Baca berita tanpa iklan. Gabung Kompas.com+
Mutia Ramadhani
Penulis di Kompasiana

Blogger Kompasiana bernama Mutia Ramadhani adalah seorang yang berprofesi sebagai Freelancer. Kompasiana sendiri merupakan platform opini yang berdiri sejak tahun 2008. Siapapun bisa membuat dan menayangkan kontennya di Kompasiana.

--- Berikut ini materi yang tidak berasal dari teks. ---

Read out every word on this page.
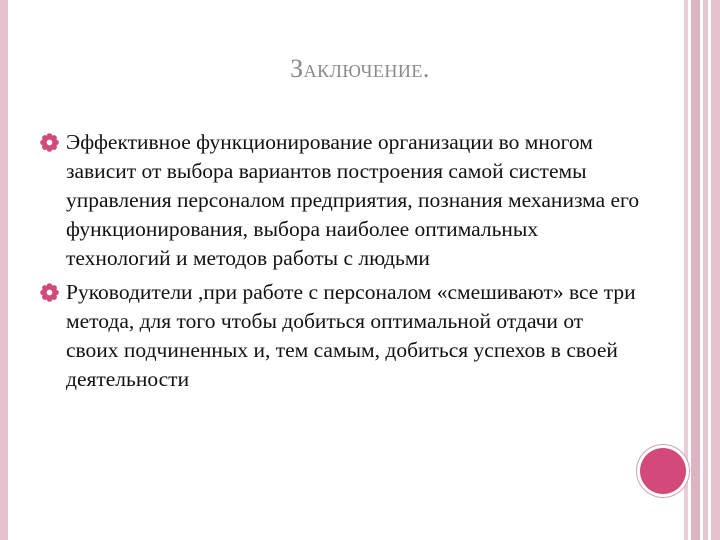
Заключение.
Эффективное функционирование организации во многом зависит от выбора вариантов построения самой системы управления персоналом предприятия, познания механизма его функционирования, выбора наиболее оптимальных технологий и методов работы с людьми
Руководители ,при работе с персоналом «смешивают» все три метода, для того чтобы добиться оптимальной отдачи от своих подчиненных и, тем самым, добиться успехов в своей деятельности
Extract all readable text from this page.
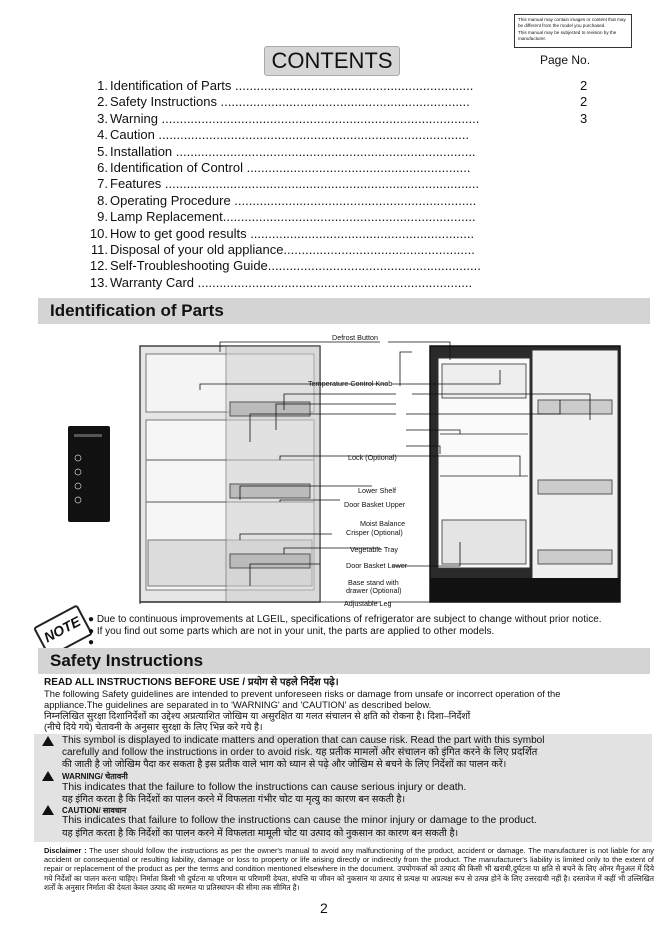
This manual may contain images or content that may be different from the model you purchased.
This manual may be subjected to revision by the manufacturer.
CONTENTS	Page No.
1. Identification of Parts ..................................................................	2
2. Safety Instructions .....................................................................	2
3. Warning ........................................................................................	3
4. Caution ......................................................................................
5. Installation ...................................................................................
6. Identification of Control ..............................................................
7. Features .......................................................................................
8. Operating Procedure ...................................................................
9. Lamp Replacement......................................................................
10. How to get good results ..............................................................
11. Disposal of your old appliance.....................................................
12. Self-Troubleshooting Guide...........................................................
13. Warranty Card ............................................................................
Identification of Parts
Defrost Button
Temperature Control Knob
Lock (Optional)
Lower Shelf
Door Basket Upper
Moist Balance
Crisper (Optional)
Vegetable Tray
Door Basket Lower
Base stand with
drawer (Optional)
Adjustable Leg
NOTE ● Due to continuous improvements at LGEIL, specifications of refrigerator are subject to change without prior notice.
● If you find out some parts which are not in your unit, the parts are applied to other models.
●
Safety Instructions
READ ALL INSTRUCTIONS BEFORE USE / प्रयोग से पहले निर्देश पढ़े।
The following Safety guidelines are intended to prevent unforeseen risks or damage from unsafe or incorrect operation of the
appliance.The guidelines are separated in to 'WARNING' and 'CAUTION' as described below.
निम्नलिखित सुरक्षा दिशानिर्देशों का उद्देश्य अप्रत्याशित जोखिम या असुरक्षित या गलत संचालन से क्षति को रोकना है। दिशा–निर्देशों
(नीचे दिये गये) चेतावनी के अनुसार सुरक्षा के लिए भिन्न करे गये है।
This symbol is displayed to indicate matters and operation that can cause risk. Read the part with this symbol
carefully and follow the instructions in order to avoid risk. यह प्रतीक मामलों और संचालन को इंगित करने के लिए प्रदर्शित
की जाती है जो जोखिम पैदा कर सकता है इस प्रतीक वाले भाग को ध्यान से पढ़े और जोखिम से बचने के लिए निर्देशों का पालन करें।
WARNING/ चेतावनी
This indicates that the failure to follow the instructions can cause serious injury or death.
यह इंगित करता है कि निर्देशों का पालन करने में विफलता गंभीर चोट या मृत्यु का कारण बन सकती है।
CAUTION/ सावधान
This indicates that failure to follow the instructions can cause the minor injury or damage to the product.
यह इंगित करता है कि निर्देशों का पालन करने में विफलता मामूली चोट या उत्पाद को नुकसान का कारण बन सकती है।
Disclaimer : The user should follow the instructions as per the owner's manual to avoid any malfunctioning of the product, accident or damage. The manufacturer is not liable for any accident or consequential or resulting liability, damage or loss to property or life arising directly or indirectly from the product. The manufacturer's liability is limited only to the extent of repair or replacement of the product as per the terms and condition mentioned elsewhere in the document. उपयोगकर्ता को उत्पाद की किसी भी खराबी,दुर्घटना या क्षति से बचने के लिए ओनर मैनुअल में दिये गये निर्देशों का पालन करना चाहिए। निर्माता किसी भी दुर्घटना या परिणाम या परिणामी देयता, संपत्ति या जीवन को नुकसान या उत्पाद से प्रत्यक्ष या अप्रत्यक्ष रूप से उत्पन्न होने के लिए उत्तरदायी नहीं है। दस्तावेज में कहीं भी उल्लिखित शर्तों के अनुसार निर्माता की देयता केवल उत्पाद की मरम्मत या प्रतिस्थापन की सीमा तक सीमित है।
2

Terpaksa Jadi Rojali karena Tak Ada Ruang Berkumpul

Kompas.com - 06/08/2025, 15:44 WIB

Konten ini merupakan kerja sama dengan Kompasiana, setiap artikel menjadi tanggung jawab penulis dan tidak mewakili pandangan redaksi Kompas.com

Ini bukan nama karakter dalam sinetron. Ini bukan pula nama yang disamarkan. Rojali, begitu istilahnya untuk menggambarkan kondisi yang mana ada segerombolan atau rombongan yang jarang beli.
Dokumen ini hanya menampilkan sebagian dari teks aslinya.